Je suis en train d’imaginer la douleur de ces joueuses. Il y avait du talent dans cette équipe. De quoi faire rêver. Et au final, il n’y a rien.
Et puis nous continuons nos pas. Ma fille doit se demander si je vais entamer une explication qu’elle redoute. Vu que mes explications sont souvent longues ! Et que son football s’arrête à Zidane et s’actualise avec M’Bappé, en tentant de jouer ponctuellement à la chance télévisuelle de gagner un chèque de ….€ en répondant 1 ou 2 par SMS. On ne crache pas sur les euros quand on construit son budget voyage.
Non, l’idée m’est passée. On continue « notre boutique à souvenirs », tranquillement, prenant les moments les uns après les autres, pour que cet instant, en soit un autre. Il nous reste deux bons kilomètres à faire.
Comme d’habitude, on a des choses à se dire, des « télévisions » de mémoire à rallumer en « replay ». Des choses à entendre sur ce voyage qui la fait rêver.
Voilà la meilleure manière d’illustrer cette élimination de la Norvège.
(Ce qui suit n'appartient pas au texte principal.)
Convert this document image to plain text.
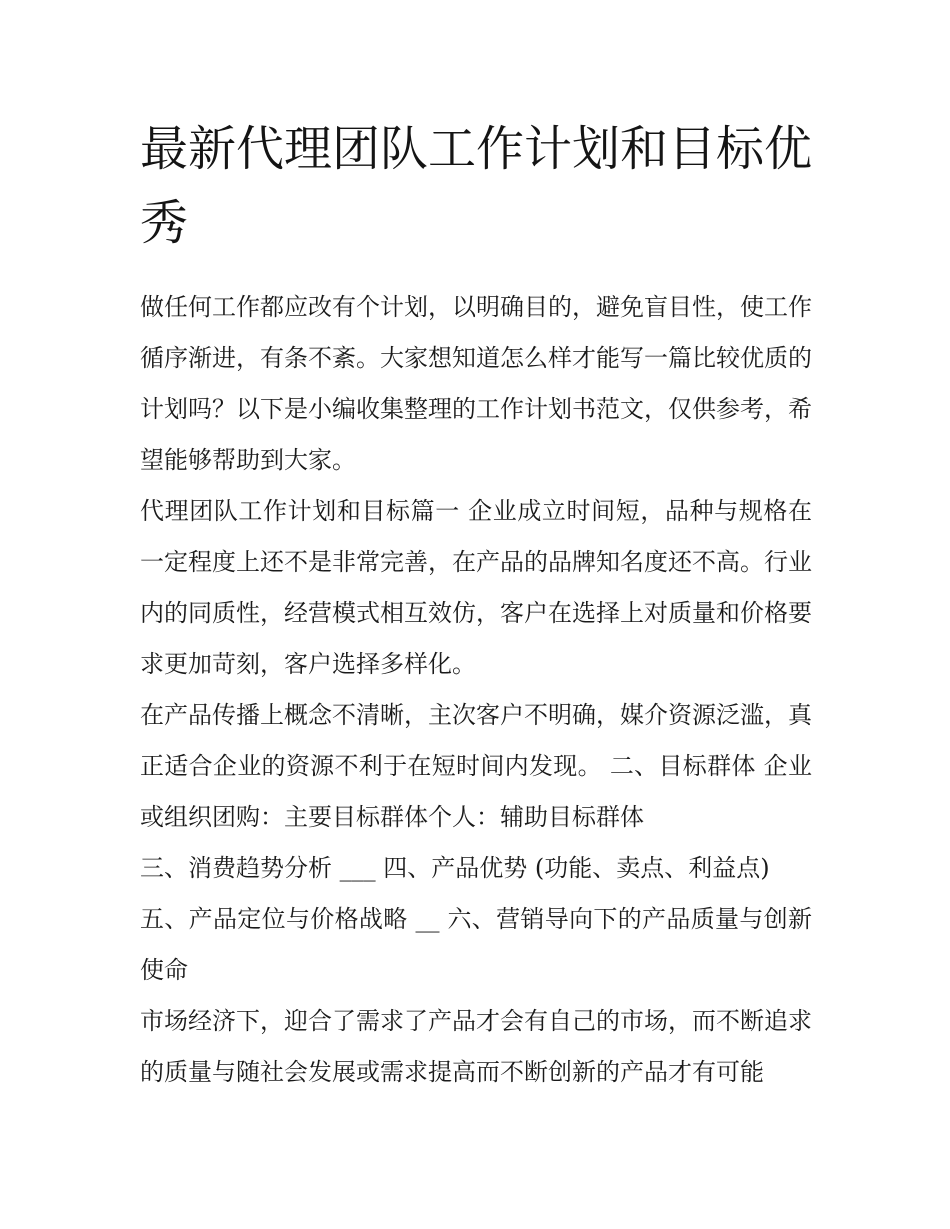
最新代理团队工作计划和目标优秀

做任何工作都应改有个计划，以明确目的，避免盲目性，使工作循序渐进，有条不紊。大家想知道怎么样才能写一篇比较优质的计划吗？以下是小编收集整理的工作计划书范文，仅供参考，希望能够帮助到大家。

代理团队工作计划和目标篇一 企业成立时间短，品种与规格在一定程度上还不是非常完善，在产品的品牌知名度还不高。行业内的同质性，经营模式相互效仿，客户在选择上对质量和价格要求更加苛刻，客户选择多样化。

在产品传播上概念不清晰，主次客户不明确，媒介资源泛滥，真正适合企业的资源不利于在短时间内发现。 二、目标群体 企业或组织团购：主要目标群体个人：辅助目标群体

三、消费趋势分析 ___ 四、产品优势 (功能、卖点、利益点)

五、产品定位与价格战略 __ 六、营销导向下的产品质量与创新使命

市场经济下，迎合了需求了产品才会有自己的市场，而不断追求的质量与随社会发展或需求提高而不断创新的产品才有可能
La défaite norvégienne n’a été qu’un instant, mais quel instant !
Pour les norvégiennes, certainement une brûlure d’orgueil qui restera longtemps.
Pour les autrichiennes, moins connues, la réputation prouvée de faire des choses que les autres ne font pas dans les rares compétitions où elles sont qualifiées : à l’Euro 2017, première devant la France ; en 2022, seconde en éliminant la Norvège. Ces filles seront redoutables si elles se qualifient pour le Mondial 2023 en tant que meilleure seconde.
Du côté norvégien, il faudra qu’elles intègrent qu’elles n’ont été qu’un moment de la vie des autres ; même si en Norvège, cela mettra un temps certain.
Puis à titre personnel, qu’elles calment cette douleur liée au besoin premier qui fait maintenant l’objectif humain d’une joueuse : après être bien payée -ce qui est largement le cas des norvégiennes si on arrête de vouloir qu’elle soit au salaire des hommes ce que leur niveau et intérêt ne justifient absolument pas- ..
.. Être inspirantes auprès des jeunes joueuses du futur.
Pour ce dernier point, c’est totalement raté. Le fiasco total. Après un (0-8) pris face à l’Angleterre, aucun but de marqué contre l’Autriche, classée 21e FIFA, heureusement qu’il y avait l’Irlande du Nord pour compenser (4-1, 47e fifa).
A l’évidence, le coach suédois va sauter. Justement, pour n’avoir pas réussi à gérer l’Angleterre comme pour la rencontre d’hier soir, perdue dans le plus grand déshonneur footballistique.
Rien que d’écrire, j’ai un goût amer dans la bouche. Cela mettra un bout de temps à être gommé.
Du côté étranger : calmement on est déçu, on espérait mieux. Du côté norvégien : on est totalement humilié. Du côté autrichien : on est superbement enjoué !
Du côté des médias, la Norvège est coulée.
William Commegrain Lesfeminines.fr
Groupe A : qualifiées en quart : Angleterre / Autriche.
Les autrichiennes fêtent leur victoire en zone mixte devant les norvégiennes.